People have been watching their spending for 18 months and have had enough of it. They need to splurge a bit, and why not do it on some new clothes. People don’t like to be seen looking shabby but will leave the old TV hidden away at home.

Michael Tesler
Guest
Michael Tesler
10 years 11 months ago

We for years have watched retailers give us quarter after quarter of positive news as they head to bankruptcy…why do we continue to fall for the hype? Yesterday Sears, today the Gap. The Gap is up against several straight years of double digit declines so an increase of 4% leaves their stores still well below 2007 levels. Ask any 21 year old what they think about the Gap and the answer is…who? They have gone from being a bellwether, benchmark icon to an afterthought. Zara, H&M, Forever 21 and American Eagle all have higher profiles and more brand meaning to young customers while older customers have either traded up or traded down.

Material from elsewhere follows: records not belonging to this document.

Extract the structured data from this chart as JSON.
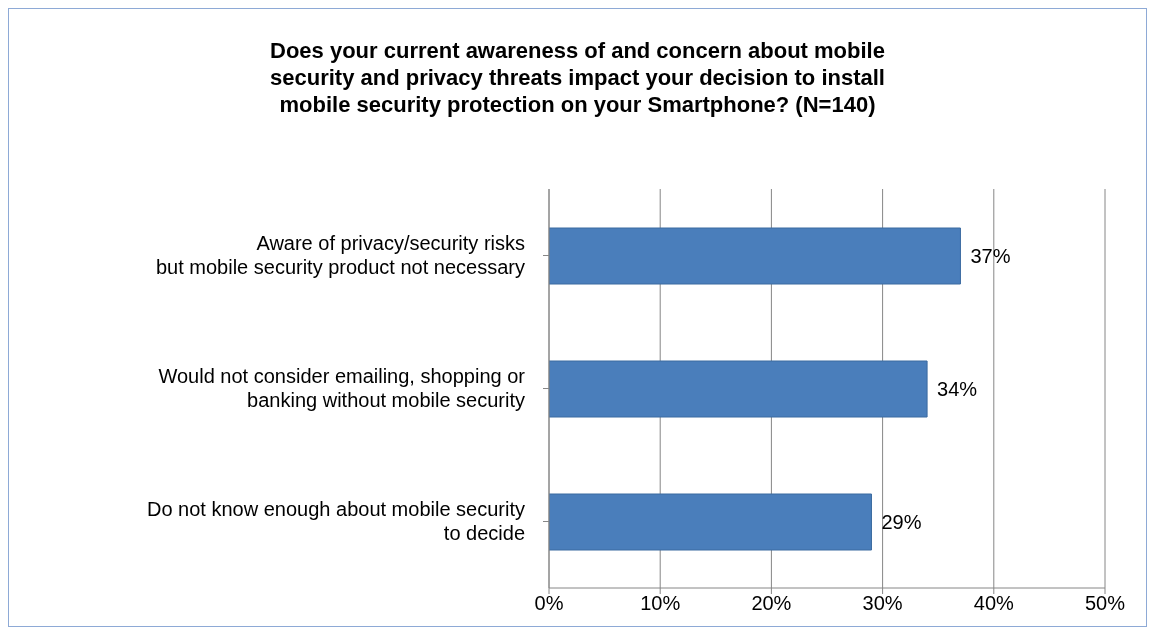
{
  "chart_data": {
    "type": "bar",
    "orientation": "horizontal",
    "title": "Does your current awareness of and concern about mobile security and privacy threats impact your decision to install mobile security protection on your Smartphone? (N=140)",
    "categories": [
      "Aware of privacy/security risks\nbut mobile security product not necessary",
      "Would not consider emailing, shopping or\nbanking without mobile security",
      "Do not know enough about mobile security\nto decide"
    ],
    "values": [
      37,
      34,
      29
    ],
    "value_labels": [
      "37%",
      "34%",
      "29%"
    ],
    "color": "#4a7ebb",
    "xlim": [
      0,
      50
    ],
    "xticks": [
      {
        "value": 0,
        "label": "0%"
      },
      {
        "value": 10,
        "label": "10%"
      },
      {
        "value": 20,
        "label": "20%"
      },
      {
        "value": 30,
        "label": "30%"
      },
      {
        "value": 40,
        "label": "40%"
      },
      {
        "value": 50,
        "label": "50%"
      }
    ],
    "grid": "x"
  }
}
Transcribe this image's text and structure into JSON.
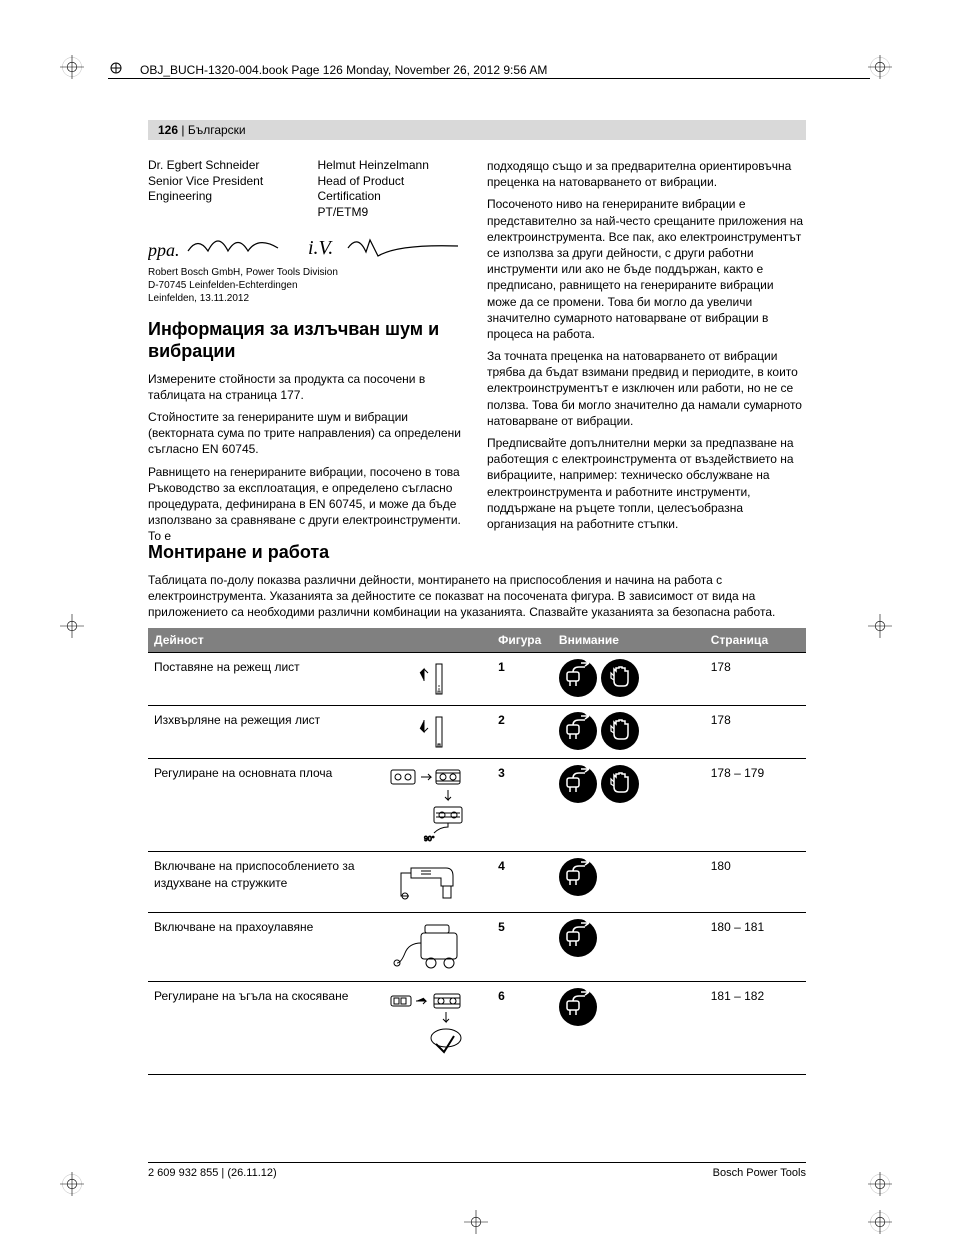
{
  "doc_header": "OBJ_BUCH-1320-004.book  Page 126  Monday, November 26, 2012  9:56 AM",
  "page_number": "126",
  "page_lang": "Български",
  "signatories": {
    "left": {
      "name": "Dr. Egbert Schneider",
      "title1": "Senior Vice President",
      "title2": "Engineering"
    },
    "right": {
      "name": "Helmut Heinzelmann",
      "title1": "Head of Product Certification",
      "title2": "PT/ETM9"
    },
    "company_line1": "Robert Bosch GmbH, Power Tools Division",
    "company_line2": "D-70745 Leinfelden-Echterdingen",
    "company_line3": "Leinfelden, 13.11.2012"
  },
  "section1": {
    "title": "Информация за излъчван шум и вибрации",
    "p1": "Измерените стойности за продукта са посочени в таблицата на страница 177.",
    "p2": "Стойностите за генерираните шум и вибрации (векторната сума по трите направления) са определени съгласно EN 60745.",
    "p3": "Равнището на генерираните вибрации, посочено в това Ръководство за експлоатация, е определено съгласно процедурата, дефинирана в EN 60745, и може да бъде използвано за сравняване с други електроинструменти. То е"
  },
  "right_col": {
    "p1": "подходящо също и за предварителна ориентировъчна преценка на натоварването от вибрации.",
    "p2": "Посоченото ниво на генерираните вибрации е представително за най-често срещаните приложения на електроинструмента. Все пак, ако електроинструментът се използва за други дейности, с други работни инструменти или ако не бъде поддържан, както е предписано, равнището на генерираните вибрации може да се промени. Това би могло да увеличи значително сумарното натоварване от вибрации в процеса на работа.",
    "p3": "За точната преценка на натоварването от вибрации трябва да бъдат взимани предвид и периодите, в които електроинструментът е изключен или работи, но не се ползва. Това би могло значително да намали сумарното натоварване от вибрации.",
    "p4": "Предписвайте допълнителни мерки за предпазване на работещия с електроинструмента от въздействието на вибрациите, например: техническо обслужване на електроинструмента и работните инструменти, поддържане на ръцете топли, целесъобразна организация на работните стъпки."
  },
  "section2": {
    "title": "Монтиране и работа",
    "intro": "Таблицата по-долу показва различни дейности, монтирането на приспособления и начина на работа с електроинструмента. Указанията за дейностите се показват на посочената фигура. В зависимост от вида на приложението са необходими различни комбинации на указанията. Спазвайте указанията за безопасна работа."
  },
  "table": {
    "headers": {
      "activity": "Дейност",
      "figure": "Фигура",
      "attention": "Внимание",
      "page": "Страница"
    },
    "rows": [
      {
        "activity": "Поставяне на режещ лист",
        "figure": "1",
        "icons": 2,
        "page": "178"
      },
      {
        "activity": "Изхвърляне на режещия лист",
        "figure": "2",
        "icons": 2,
        "page": "178"
      },
      {
        "activity": "Регулиране на основната плоча",
        "figure": "3",
        "icons": 2,
        "page": "178 – 179"
      },
      {
        "activity": "Включване на приспособлението за издухване на стружките",
        "figure": "4",
        "icons": 1,
        "page": "180"
      },
      {
        "activity": "Включване на прахоулавяне",
        "figure": "5",
        "icons": 1,
        "page": "180 – 181"
      },
      {
        "activity": "Регулиране на ъгъла на скосяване",
        "figure": "6",
        "icons": 1,
        "page": "181 – 182"
      }
    ]
  },
  "footer": {
    "left": "2 609 932 855 | (26.11.12)",
    "right": "Bosch Power Tools"
  },
  "colors": {
    "header_gray": "#d9d9d9",
    "table_header": "#808080",
    "text": "#000000",
    "icon_bg": "#000000"
  }
}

That also is a continuing issue…they have not clearly committed to a single target group and because for a brief period in the early 1990s when they were everything to everybody, they cling to the erroneous belief they can do it again.

Ed Rosenbaum
Guest
10 years 11 months ago

I wonder if this spike in consumer sales is connected to many people getting a tax return and having a strong desire to spend it on themselves?

Craig Sundstrom
Guest
10 years 11 months ago

We have a winnnahhhhhhh!!! give Mike the Brass Ring for hitting the bulls eye: it isn’t hard (for the GAP) to show growth when they’ve had 305 consecutive months of comp sales declines (or whatever it really is). Now let me know when Sears finally does it…that’ll be REAL news.

Mark Johnson
Guest
Mark Johnson
10 years 11 months ago

Gap is going a wonderful job creating loyalty and engagement. They are focused on their customers, on the individual, and making sure they are keeping items fresh, OOS low and keeping prices up.